Verwerken bagger en maaisel

Het is gebruikelijk dat verspreidbare bagger en maaisel tijdelijk op de kant wordt gelegd. Het blijft hier enkele dagen liggen, voordat het wordt afgevoerd naar een verzamelplaats of verwerker/vergister. Dit wordt gedaan omdat:

 

  • -

    Waterdieren die op kant zijn geschept de tijd te geven terug te keren naar de sloot. Dit is een verplichting vanuit de Wet natuurbescherming;

  • -

    De bagger en het maaisel de tijd te geven om uit te lekken en in te drogen. Zo hoeft minder materiaal te worden getransporteerd en gestort.

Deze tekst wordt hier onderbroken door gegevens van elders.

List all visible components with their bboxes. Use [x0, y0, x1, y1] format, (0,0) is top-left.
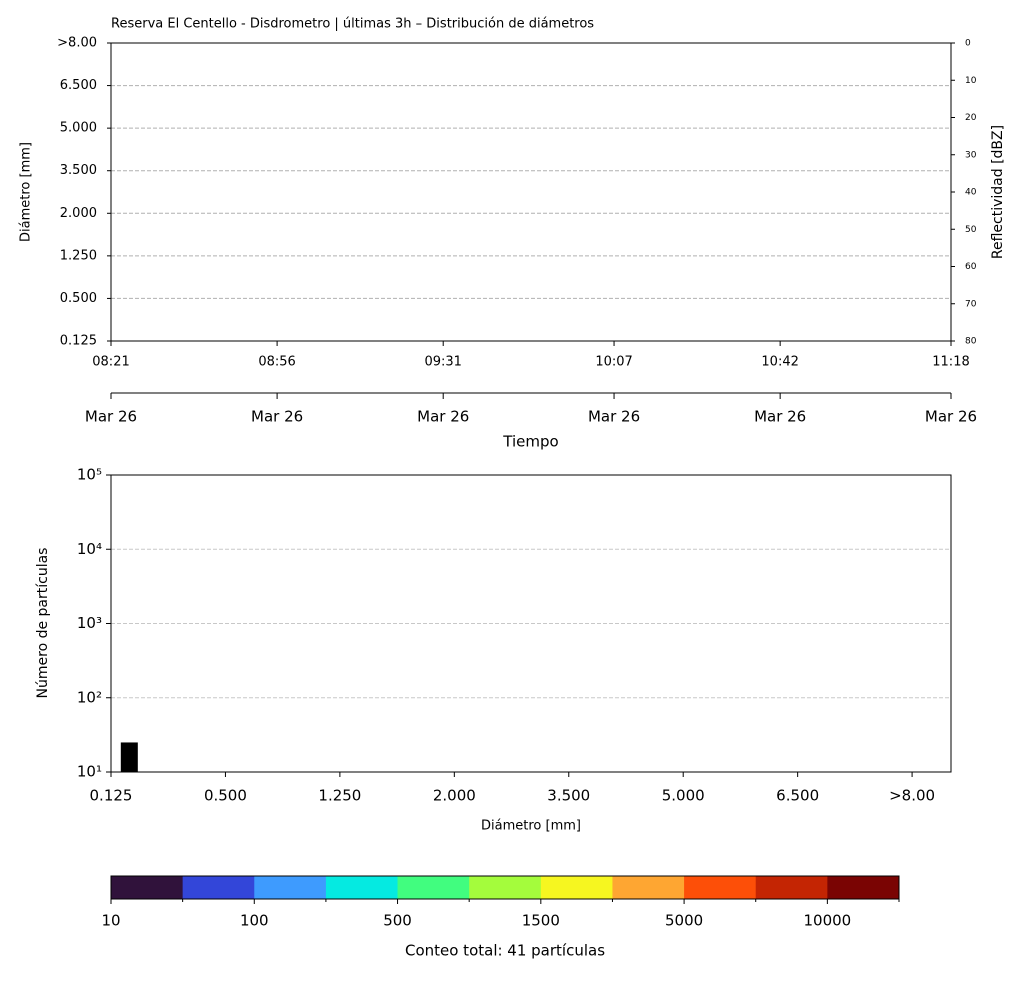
y-tick-label: 0.500: [60, 291, 97, 306]
colorbar-segment: [755, 876, 828, 899]
y-tick-label: 6.500: [60, 78, 97, 93]
x-tick-label: Mar 26: [588, 408, 640, 426]
y-tick-label: 3.500: [60, 163, 97, 178]
y-tick-label: 2.000: [60, 206, 97, 221]
y2-tick-label: 40: [965, 188, 977, 198]
colorbar-segment: [540, 876, 613, 899]
colorbar-segment: [254, 876, 327, 899]
x-tick-label: 0.125: [90, 787, 133, 805]
y2-tick-label: 80: [965, 337, 977, 347]
x-tick-label: Mar 26: [754, 408, 806, 426]
colorbar-segment: [684, 876, 757, 899]
y-axis-label: Diámetro [mm]: [19, 142, 34, 242]
y-tick-label: 1.250: [60, 248, 97, 263]
y2-tick-label: 30: [965, 150, 977, 160]
x-tick-label: 09:31: [424, 355, 461, 370]
colorbar-segment: [325, 876, 399, 899]
x-axis-label: Diámetro [mm]: [481, 819, 581, 834]
y2-tick-label: 10: [965, 76, 977, 86]
colorbar-tick-label: 10000: [804, 912, 852, 930]
plot-frame: [110, 42, 952, 342]
y-tick-label: 10³: [77, 614, 102, 632]
y-tick-label: >8.00: [57, 36, 97, 51]
bar: [120, 742, 138, 772]
x-tick-label: Mar 26: [417, 408, 469, 426]
y2-tick-label: 50: [965, 225, 977, 235]
x-tick-label: 2.000: [433, 787, 476, 805]
colorbar-tick-label: 100: [240, 912, 269, 930]
x-tick-label: Mar 26: [251, 408, 303, 426]
x-tick-label: 08:56: [258, 355, 295, 370]
x-tick-label: 6.500: [776, 787, 819, 805]
y-tick-label: 5.000: [60, 121, 97, 136]
y-tick-label: 10⁵: [77, 466, 102, 484]
plot-frame: [110, 474, 952, 773]
y-tick-label: 0.125: [60, 334, 97, 349]
x-tick-label: 10:42: [761, 355, 798, 370]
colorbar-segment: [827, 876, 900, 899]
x-tick-label: 1.250: [318, 787, 361, 805]
colorbar-segment: [397, 876, 470, 899]
x-tick-label: >8.00: [889, 787, 935, 805]
colorbar-tick-label: 5000: [665, 912, 703, 930]
x-tick-label: 0.500: [204, 787, 247, 805]
y-tick-label: 10⁴: [77, 540, 102, 558]
colorbar-tick-label: 10: [101, 912, 120, 930]
colorbar-tick-label: 500: [383, 912, 412, 930]
y2-tick-label: 20: [965, 113, 977, 123]
colorbar-segment: [182, 876, 255, 899]
colorbar-segment: [111, 876, 184, 899]
x-tick-label: 3.500: [547, 787, 590, 805]
colorbar-segment: [469, 876, 542, 899]
y-tick-label: 10²: [77, 688, 102, 706]
colorbar-tick-label: 1500: [522, 912, 560, 930]
x-tick-label: Mar 26: [925, 408, 977, 426]
x-axis-label: Tiempo: [502, 433, 558, 451]
x-tick-label: 11:18: [932, 355, 969, 370]
y2-tick-label: 60: [965, 262, 977, 272]
colorbar-label: Conteo total: 41 partículas: [405, 942, 605, 960]
y2-tick-label: 70: [965, 299, 977, 309]
colorbar-frame: [110, 875, 900, 900]
x-tick-label: Mar 26: [85, 408, 137, 426]
chart-title: Reserva El Centello - Disdrometro | últi…: [111, 17, 594, 32]
y2-axis-label: Reflectividad [dBZ]: [990, 125, 1006, 259]
x-tick-label: 08:21: [92, 355, 129, 370]
x-tick-label: 10:07: [595, 355, 632, 370]
x-tick-label: 5.000: [662, 787, 705, 805]
y-axis-label: Número de partículas: [35, 548, 51, 699]
colorbar-segment: [612, 876, 685, 899]
y-tick-label: 10¹: [77, 763, 102, 781]
y2-tick-label: 0: [965, 39, 971, 49]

In Uithoorn is het niet wenselijk bagger en maaisel te laten liggen. Dit geeft een rommelig beeld, verrijkt de bodem te veel doordat het voedingsstoffen bevat en kan gaan stinken. Bovendien is de ruimte beperkt. In Uithoorn is de afspraak gemaakt dat het waterschap daarom de bagger en het maaisel uiterlijk binnen enkele dagen, nadat het op de kant is gezet, afvoert.

 

Indien de uitkomende verspreidbare bagger en maaisel niet ter plaatse kan worden verwerkt, voert het waterschap het materiaal voor haar rekening af naar een door de gemeente beschikbaar gesteld depot. Indien het depot buiten de gemeentegrens ligt, worden de transportkosten boven de 5 km in rekening gebracht bij de gemeente. De kosten voor de inrichting, of de stortkosten in het geval van een commercieel depot, zijn voor rekening van de gemeente.

 

Om de gemeente in gelegenheid te stellen tijdig voldoende depotcapaciteit ter beschikking te hebben, maakt het waterschap in een vroegtijdig stadium (het streven is drie jaar vooraf) een planning van de voorgenomen baggerwerkzaamheden met daarbij een inschatting van de hoeveelheden vrijkomende bagger.

 

Specifieke speerpunten

 

  • Voor de primaire watergangen waarvoor de gemeente niet onderhoudsplichtig is( enkel voor verwijderen van vuil en ontvangstplichtig voor bagger en maaisel), houdt de gemeente geen informatie bij in het beheersysteem. De baggerwerkzaamheden en benodigde gegevens worden door het waterschap verzameld, vastgelegd en bijgehouden, waarna een jaarlijkse afrekening volgt. De komende jaren wil de gemeente deze werkwijze evalueren en een budgettoets uitvoeren aan de hand van de daadwerkelijke afrekeningen.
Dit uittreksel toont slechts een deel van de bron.